Symantec Research Labs (SRL) have discovered that the good intentions of a site like urlscan.io can lead to the exposure of sensitive, private information of individuals, employees, and organizations.
urlscan.io has a publicly available index of security scans they run on all the URLs that have been publicly submitted to their service by users around the world. The intention of the scans is to find and reveal domains that are used by malicious actors. In their About page, urlscan.io describes themselves as "a widely-used tool for security professionals and amateurs to investigate possibly malicious pages, such as phishing attempts or pages impersonating known brands." While the site offers users the possibility to run scans privately, so that reports are only seen by URL submitters, many scans are run in public mode.
Symantec Research Labs conducted a study on 700 Software-as-a-Service (SaaS) domains found in urlscan.io's publicly available index. They made SaaS domains the focus of the study because organizations increasingly rely on SaaS to improve productivity with employees, as well as to ensure compliance with local and global data processing regulations.
SRL found that two Fortune 500 organizations (one from the Engineering sector and one from the Technology sector), one government organization, and multiple organizations from the financial sector were affected by exposed data. The types of exposed data found, ranged from personally identifiable information (PII) such as names and usernames or email addresses to confidential documents, such as contracts requiring digital signatures. Upon discovery of this information, the SRL team contacted the urlscan.io team who promptly removed the reports from the public index.

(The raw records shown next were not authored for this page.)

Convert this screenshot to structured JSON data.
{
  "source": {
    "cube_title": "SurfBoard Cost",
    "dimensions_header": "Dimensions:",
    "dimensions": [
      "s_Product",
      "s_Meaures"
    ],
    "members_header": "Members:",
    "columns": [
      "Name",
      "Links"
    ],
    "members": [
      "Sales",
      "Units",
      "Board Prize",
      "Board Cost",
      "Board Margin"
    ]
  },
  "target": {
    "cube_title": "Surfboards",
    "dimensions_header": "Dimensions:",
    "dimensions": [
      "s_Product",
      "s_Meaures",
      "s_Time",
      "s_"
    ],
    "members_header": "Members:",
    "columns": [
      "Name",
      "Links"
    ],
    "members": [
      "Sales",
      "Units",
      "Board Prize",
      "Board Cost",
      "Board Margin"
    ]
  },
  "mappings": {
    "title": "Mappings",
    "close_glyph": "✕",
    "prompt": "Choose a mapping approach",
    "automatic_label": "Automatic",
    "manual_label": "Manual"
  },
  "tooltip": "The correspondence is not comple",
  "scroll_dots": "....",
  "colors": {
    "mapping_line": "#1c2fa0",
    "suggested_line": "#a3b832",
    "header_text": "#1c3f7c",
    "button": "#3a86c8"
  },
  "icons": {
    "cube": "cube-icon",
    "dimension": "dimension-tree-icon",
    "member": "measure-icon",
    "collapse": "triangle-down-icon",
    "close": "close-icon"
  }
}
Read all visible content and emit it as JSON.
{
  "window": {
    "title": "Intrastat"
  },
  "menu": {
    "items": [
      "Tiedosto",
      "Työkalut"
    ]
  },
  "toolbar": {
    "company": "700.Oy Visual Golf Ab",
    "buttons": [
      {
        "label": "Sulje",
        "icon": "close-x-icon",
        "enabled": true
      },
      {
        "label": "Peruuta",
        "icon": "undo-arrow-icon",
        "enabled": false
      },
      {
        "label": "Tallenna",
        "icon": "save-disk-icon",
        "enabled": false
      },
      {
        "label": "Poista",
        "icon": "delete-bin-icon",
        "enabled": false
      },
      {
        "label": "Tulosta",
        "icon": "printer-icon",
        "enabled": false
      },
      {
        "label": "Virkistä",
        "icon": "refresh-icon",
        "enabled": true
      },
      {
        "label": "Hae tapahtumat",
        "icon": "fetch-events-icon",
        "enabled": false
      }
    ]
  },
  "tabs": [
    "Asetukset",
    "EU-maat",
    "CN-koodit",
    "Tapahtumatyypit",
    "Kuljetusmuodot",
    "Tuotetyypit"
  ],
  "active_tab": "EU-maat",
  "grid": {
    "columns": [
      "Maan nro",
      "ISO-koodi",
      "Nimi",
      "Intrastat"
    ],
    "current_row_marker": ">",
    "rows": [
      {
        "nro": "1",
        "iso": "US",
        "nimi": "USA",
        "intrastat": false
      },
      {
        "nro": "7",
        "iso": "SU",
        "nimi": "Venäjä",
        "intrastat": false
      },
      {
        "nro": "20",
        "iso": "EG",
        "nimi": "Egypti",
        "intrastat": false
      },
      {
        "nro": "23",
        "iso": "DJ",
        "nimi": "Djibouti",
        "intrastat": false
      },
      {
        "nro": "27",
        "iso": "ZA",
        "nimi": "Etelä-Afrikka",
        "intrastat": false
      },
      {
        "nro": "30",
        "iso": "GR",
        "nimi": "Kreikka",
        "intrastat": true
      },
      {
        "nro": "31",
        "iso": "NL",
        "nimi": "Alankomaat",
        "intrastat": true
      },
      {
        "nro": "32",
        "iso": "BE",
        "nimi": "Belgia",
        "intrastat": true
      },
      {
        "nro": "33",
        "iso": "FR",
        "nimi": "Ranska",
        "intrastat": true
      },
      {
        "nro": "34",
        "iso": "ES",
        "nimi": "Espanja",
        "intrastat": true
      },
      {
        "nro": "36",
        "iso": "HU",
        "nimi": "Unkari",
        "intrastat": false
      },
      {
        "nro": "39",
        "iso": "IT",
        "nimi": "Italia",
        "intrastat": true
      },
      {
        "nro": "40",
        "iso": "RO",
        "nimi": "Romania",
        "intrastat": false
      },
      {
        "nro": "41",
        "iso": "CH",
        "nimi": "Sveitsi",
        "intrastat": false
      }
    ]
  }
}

While some of the exposed data can pose an immediate risk (e.g. a sensitive document leaked via a screenshot), other exposures like PIIs could lead to future social engineering attacks. PIIs associated with a specific context (e.g. attendance of a person to an inauguration ceremony, purchase of a product/service as shown by an invoice or booking confirmation, etc.) are especially vulnerable. In some cases, SRL found that actions were taken on behalf of users when links were followed, like accepting an appointment or unsubscribing from a mailing list, in Web applications with limited or non-existent authorization mechanisms.
SRL found that two Fortune 500 organizations (one from the Engineering sector and one from the Technology sector), one government organization, and multiple organizations from the financial sector were affected by exposed data.
The 700 SaaS domains reviewed by SRL had at least one URL and associated artefacts (e.g. HTML document, screenshot of the rendered page) made available by the urlscan.io API, but some of these URLs were completely innocuous (e.g. home page). To identify those URLs exposing sensitive information, a semi-automated clustering and review approach was used. While a fully automated process would be ideal, SRL took on the manual part of the process to be sure the data collected in their research was as accurate as possible.
The heuristics they used to classify data allowed SRL to separate with high precision URLs associated with sensitive data exposure (e.g. https://mycust.saasexample.com/sign?projectId=4356&user=mc from innocuous URLs.
As a result, SRL identified about 600 URLs from 76 domains exposing various types of sensitive information. This shows that while most domains use various techniques to protect sensitive information from being exposed (e.g. strict authorization and authentication, use of re-captcha to detect automated HTTP GET requests, or obfuscating or masking PIIs by replacing some characters with other characters such as *), about 10% of the domains expose some information.
What Domain Owners Can Do
Ten percent is too many. Symantec Research Labs recommends the following measures to all domain owners to help protect PII.
- Web applications should assume that any personalized link they create could be exposed and offer relevant authentication and authorization checks.
- Users often use link sharing on SaaS providers for content without realising that content at the end of a shared link can be exposed on the Web. Solutions that provide secure link following should be used, while ensuring that privacy settings for these SaaS solutions are configured company-wide to safeguard data.
- Performing manual or automated link following (e.g. for security reasons) can have some serious consequences in terms of privacy if URLs are not sanitized before being checked and/or the target applications are too permissive. Companies using DIY automated URL lookup solutions can end up leaking sensitive data onto the Web.
- As much as possible, headless URL browsing should respect robots.txt directives (either at the site or document level), or at least do not share their browsing results publicly. Leaving traces of exposed data (e.g. confidential documents, PIIs) poses a significant privacy risk to users and organizations. It can also lead to data governance compliance issues.
- Using a product like Symantec DLP can help companies determine if links to sensitive content are being exposed outside the company.